Tonight three of us ate at Longman & Eagle in Logan Square. This was my first time eating there. I was really looking forward to this dinner because I had heard good things about it. Unfortunately, I was quite disappointed. Only one dish was particularly good; other dishes were just okay, and several were virtually inedible.
Longman & Eagle doesn't have a huge sign outside; look for the large ampersand (&) over the door! Because Longman & Eagle doesn't accept reservations and we had heard about lengthy 120+ minute waits to be seated, we arrived at 5:30, when they were mostly empty. We had a choice of indoor or outdoor seating; we ate outside on this lovely night. It turned out to be a good choice, because the inside seating was quite noisy once it began to fill up. As for concerns about lengthy waits, even by the time we left at 7:30, there were still several two-tops available, both inside and outside.
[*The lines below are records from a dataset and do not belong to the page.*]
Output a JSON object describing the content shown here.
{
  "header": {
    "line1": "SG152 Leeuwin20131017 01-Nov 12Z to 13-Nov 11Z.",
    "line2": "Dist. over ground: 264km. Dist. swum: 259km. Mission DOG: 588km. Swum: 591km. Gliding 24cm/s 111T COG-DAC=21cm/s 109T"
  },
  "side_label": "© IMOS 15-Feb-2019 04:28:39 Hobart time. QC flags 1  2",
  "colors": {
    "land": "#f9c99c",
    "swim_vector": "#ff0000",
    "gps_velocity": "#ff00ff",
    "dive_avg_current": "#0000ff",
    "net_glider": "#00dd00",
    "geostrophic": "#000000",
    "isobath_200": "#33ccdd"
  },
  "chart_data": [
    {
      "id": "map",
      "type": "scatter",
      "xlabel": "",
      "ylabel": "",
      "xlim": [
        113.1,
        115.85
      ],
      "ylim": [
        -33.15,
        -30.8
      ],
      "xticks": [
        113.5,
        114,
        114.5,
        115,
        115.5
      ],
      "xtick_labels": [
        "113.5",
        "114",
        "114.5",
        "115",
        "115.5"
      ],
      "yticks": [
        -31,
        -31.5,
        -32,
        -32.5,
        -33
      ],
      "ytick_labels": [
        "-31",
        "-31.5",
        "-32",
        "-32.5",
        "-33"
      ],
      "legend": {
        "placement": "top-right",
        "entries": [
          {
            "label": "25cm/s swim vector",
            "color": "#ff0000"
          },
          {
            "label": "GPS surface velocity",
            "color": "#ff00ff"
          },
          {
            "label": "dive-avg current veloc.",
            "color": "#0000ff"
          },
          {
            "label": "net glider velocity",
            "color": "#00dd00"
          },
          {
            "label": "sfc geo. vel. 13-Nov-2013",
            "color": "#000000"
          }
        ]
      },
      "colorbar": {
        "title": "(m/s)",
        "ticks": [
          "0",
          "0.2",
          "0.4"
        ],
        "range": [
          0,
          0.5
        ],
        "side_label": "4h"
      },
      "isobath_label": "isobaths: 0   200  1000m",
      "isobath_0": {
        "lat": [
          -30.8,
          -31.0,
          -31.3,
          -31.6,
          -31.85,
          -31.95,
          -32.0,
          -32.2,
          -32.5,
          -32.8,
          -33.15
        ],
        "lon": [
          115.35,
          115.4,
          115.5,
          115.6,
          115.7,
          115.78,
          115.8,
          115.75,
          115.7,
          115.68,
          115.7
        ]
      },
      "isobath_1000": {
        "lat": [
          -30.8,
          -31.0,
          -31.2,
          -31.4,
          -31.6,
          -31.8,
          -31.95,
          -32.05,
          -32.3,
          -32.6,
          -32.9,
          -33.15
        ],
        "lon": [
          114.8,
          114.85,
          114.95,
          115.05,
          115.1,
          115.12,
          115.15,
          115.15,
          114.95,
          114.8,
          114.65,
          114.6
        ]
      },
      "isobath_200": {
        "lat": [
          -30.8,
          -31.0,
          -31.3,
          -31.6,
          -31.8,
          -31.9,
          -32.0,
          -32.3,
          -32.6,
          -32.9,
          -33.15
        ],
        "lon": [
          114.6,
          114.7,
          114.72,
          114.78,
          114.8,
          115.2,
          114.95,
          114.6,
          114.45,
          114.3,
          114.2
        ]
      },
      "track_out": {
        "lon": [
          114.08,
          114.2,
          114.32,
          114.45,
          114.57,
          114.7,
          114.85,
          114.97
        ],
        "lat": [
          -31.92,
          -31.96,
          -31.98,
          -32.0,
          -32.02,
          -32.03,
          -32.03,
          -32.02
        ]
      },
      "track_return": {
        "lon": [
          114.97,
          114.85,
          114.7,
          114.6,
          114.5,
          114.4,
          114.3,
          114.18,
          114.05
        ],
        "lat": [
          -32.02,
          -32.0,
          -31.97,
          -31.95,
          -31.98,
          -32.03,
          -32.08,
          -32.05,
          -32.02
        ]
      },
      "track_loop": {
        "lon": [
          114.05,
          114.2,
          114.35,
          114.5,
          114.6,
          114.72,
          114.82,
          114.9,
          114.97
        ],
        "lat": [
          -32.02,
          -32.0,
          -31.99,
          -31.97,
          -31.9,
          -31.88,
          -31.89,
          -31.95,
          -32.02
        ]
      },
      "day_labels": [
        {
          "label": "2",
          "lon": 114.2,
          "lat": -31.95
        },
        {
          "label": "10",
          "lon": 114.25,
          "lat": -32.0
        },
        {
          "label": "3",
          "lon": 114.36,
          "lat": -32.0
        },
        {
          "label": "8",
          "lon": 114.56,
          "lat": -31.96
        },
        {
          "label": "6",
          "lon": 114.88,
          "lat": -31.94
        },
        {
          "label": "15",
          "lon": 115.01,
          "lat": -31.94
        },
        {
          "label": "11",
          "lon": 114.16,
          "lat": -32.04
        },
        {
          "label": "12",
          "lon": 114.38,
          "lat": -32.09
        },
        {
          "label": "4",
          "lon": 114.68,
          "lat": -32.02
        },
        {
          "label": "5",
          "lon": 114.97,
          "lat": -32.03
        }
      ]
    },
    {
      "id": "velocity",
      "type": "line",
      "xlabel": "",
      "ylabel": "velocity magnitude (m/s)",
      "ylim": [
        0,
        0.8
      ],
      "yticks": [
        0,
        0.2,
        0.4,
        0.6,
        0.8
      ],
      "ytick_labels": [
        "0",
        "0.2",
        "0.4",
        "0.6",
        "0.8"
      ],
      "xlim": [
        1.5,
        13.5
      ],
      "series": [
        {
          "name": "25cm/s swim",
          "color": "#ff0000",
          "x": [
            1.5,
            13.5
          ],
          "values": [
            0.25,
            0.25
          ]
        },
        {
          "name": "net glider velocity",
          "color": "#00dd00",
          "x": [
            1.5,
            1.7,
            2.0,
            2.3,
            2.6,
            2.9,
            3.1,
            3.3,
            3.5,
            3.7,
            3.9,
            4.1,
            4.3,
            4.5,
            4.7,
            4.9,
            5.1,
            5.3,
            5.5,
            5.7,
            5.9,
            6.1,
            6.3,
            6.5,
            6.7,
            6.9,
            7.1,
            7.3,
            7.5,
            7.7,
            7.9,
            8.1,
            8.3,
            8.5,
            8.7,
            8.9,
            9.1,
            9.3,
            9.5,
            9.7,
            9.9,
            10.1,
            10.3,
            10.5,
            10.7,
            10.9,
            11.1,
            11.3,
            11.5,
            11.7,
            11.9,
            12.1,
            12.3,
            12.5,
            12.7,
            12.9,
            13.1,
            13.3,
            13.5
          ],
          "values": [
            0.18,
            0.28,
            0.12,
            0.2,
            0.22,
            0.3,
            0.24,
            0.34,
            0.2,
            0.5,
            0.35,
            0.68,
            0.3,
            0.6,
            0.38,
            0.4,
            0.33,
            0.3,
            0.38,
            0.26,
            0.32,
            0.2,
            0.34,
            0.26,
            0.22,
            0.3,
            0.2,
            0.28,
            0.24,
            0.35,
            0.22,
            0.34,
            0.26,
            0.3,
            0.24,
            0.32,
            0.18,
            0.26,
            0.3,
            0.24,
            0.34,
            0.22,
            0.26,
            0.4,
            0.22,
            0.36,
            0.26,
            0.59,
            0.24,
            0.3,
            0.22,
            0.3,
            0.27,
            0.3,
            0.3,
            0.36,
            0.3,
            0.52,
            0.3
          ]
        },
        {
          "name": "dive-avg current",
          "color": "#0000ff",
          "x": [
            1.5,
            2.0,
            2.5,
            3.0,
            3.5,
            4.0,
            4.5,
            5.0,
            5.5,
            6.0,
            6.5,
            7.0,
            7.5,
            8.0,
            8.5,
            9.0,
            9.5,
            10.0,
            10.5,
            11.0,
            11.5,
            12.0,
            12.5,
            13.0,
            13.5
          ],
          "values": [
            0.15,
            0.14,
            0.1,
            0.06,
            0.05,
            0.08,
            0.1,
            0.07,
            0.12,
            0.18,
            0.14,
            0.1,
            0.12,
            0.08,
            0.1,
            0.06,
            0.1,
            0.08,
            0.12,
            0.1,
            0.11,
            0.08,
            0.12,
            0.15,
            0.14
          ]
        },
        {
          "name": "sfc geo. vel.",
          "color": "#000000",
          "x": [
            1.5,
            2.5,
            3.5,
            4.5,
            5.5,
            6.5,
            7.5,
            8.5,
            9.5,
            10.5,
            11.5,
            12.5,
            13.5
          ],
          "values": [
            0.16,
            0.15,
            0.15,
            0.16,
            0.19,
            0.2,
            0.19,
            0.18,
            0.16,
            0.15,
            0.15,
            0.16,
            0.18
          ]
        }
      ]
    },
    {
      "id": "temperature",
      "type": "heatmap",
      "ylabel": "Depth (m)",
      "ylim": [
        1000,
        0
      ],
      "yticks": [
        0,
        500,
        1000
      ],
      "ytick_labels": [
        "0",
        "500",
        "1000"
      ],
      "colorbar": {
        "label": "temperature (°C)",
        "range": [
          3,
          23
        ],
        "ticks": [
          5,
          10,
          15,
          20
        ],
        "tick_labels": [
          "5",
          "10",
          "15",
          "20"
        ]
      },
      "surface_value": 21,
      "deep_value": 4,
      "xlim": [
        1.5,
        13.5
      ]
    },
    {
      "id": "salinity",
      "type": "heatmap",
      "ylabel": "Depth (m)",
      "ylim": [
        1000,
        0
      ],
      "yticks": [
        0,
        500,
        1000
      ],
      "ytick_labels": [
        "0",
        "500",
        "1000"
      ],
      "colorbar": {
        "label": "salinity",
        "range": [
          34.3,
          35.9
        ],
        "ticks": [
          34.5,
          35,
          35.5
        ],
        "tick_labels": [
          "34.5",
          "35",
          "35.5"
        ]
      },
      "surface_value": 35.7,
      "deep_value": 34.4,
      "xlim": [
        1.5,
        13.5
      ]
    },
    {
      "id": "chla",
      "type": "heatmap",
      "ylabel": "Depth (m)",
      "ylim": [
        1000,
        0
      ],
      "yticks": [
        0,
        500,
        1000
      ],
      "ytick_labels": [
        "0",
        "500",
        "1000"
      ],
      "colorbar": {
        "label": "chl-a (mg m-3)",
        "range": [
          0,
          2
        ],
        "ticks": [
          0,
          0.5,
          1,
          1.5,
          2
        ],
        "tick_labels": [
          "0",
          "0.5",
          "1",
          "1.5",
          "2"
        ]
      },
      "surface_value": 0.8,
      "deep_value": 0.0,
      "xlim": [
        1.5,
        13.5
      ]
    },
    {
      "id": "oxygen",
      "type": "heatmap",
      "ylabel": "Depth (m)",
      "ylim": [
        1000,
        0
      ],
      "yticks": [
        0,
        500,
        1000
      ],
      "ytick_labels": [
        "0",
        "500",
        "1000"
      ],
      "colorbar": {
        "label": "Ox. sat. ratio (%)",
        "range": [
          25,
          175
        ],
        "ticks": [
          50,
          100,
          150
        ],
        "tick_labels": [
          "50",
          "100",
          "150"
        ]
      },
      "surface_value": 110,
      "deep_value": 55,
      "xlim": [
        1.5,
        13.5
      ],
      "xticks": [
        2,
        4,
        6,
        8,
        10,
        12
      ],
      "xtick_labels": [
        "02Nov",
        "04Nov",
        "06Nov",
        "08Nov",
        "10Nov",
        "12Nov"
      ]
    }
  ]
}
The stories of lengthy waits may be accurate on weekends, especially when the weather doesn't permit outdoor dining, but on this Monday evening, waits were not a problem at all.
One thing I should mention is that I had looked at the menu on their website prior to going to the restaurant, and many of the dishes I was hoping to have (seared Maine scallops, duo of foie gras, Maine lobster parfait, shaved pear salad, pot au feu, pork belly confit) were not on the menu tonight. I don't consider this a major flaw; restaurants change their menus frequently, and for me the website menu is simply a sample of what might be there, to give you an idea of their style of food. However, it was *very* different, and I found the offerings on the actual menu to be less appealing than those that I was hoping for.
There was one problem common to many of the dishes throughout the dinner: a heavy hand with the salt and spices. I don't mind spicy food; heck, I love it. But salt, spices, and other flavorings should complement the flavors of the main items in the dish, and should not overpower them, and that is exactly what happened with many of the dishes. Read on.
We started with several appetizers and small plates. One appetizer was the best dish of the meal: an open-face sandwich of fried Ipswich clam bellies. Those who grew up eating fresh clam rolls on the East Coast would be pleased. The chanterelle agnolotti were also good, with the mushroom flavor inside the pasta coming through. However, two others were far less pleasing. One was the meatballs over polenta with pesto; the meatballs were way too salty and spicy, so much so that there was no meat flavor in the meatballs. Another was the pastrami cured sweetbreads; these were sweetbreads prepared with the same spices on the outside as you would find on the outside of pastrami. Unfortunately, those spices were so thick and strong that they totally overwhelmed any sweetbread flavoring.
Next were the entrees. One was salmon, which was okay but not particularly noteworthy. Another was tombo tuna, which was seared medium-rare as tuna is normally served, but was covered by cracked sea salt which overwhelmed the tuna flavor. The third was the wild boar sloppy joe. It was extremely salty and overspiced (possibly with some pickle-like flavorings), which overpowered to the extent that the sandwich lacked any pork-like or meat-like flavor. It was served with the saltiest French fries I have ever eaten in my life. I was unable to finish either the sandwich or the fries, due to salt overload.
We skipped dessert, partly because we were not in the mood after such oversalted/overspiced food, and partly because some of the desserts sounded like they might be equally oversalted/overspiced. At the end of the meal, one of my companions had a salad of mixed greens which I did not try.
The alcohol menu is extensive, with an especially wide selection of hard liquor and beer. One companion was disappointed with the selection of red wines, not so much with the white.
Service was reasonably helpful and friendly.
I understand that others enjoy the food at Longman & Eagle. I'm not sure whether tonight was an off night, or if maybe some folks enjoy food with massive salt and seasonings added. I should add that I don't think I am particularly sensitive to salt and seasonings; I don't recall ever posting about a single dish being oversalted or overseasoned, let alone many dishes in a meal. But that's how our dinner was this evening. It was the worst restaurant dinner I have had in at least a year.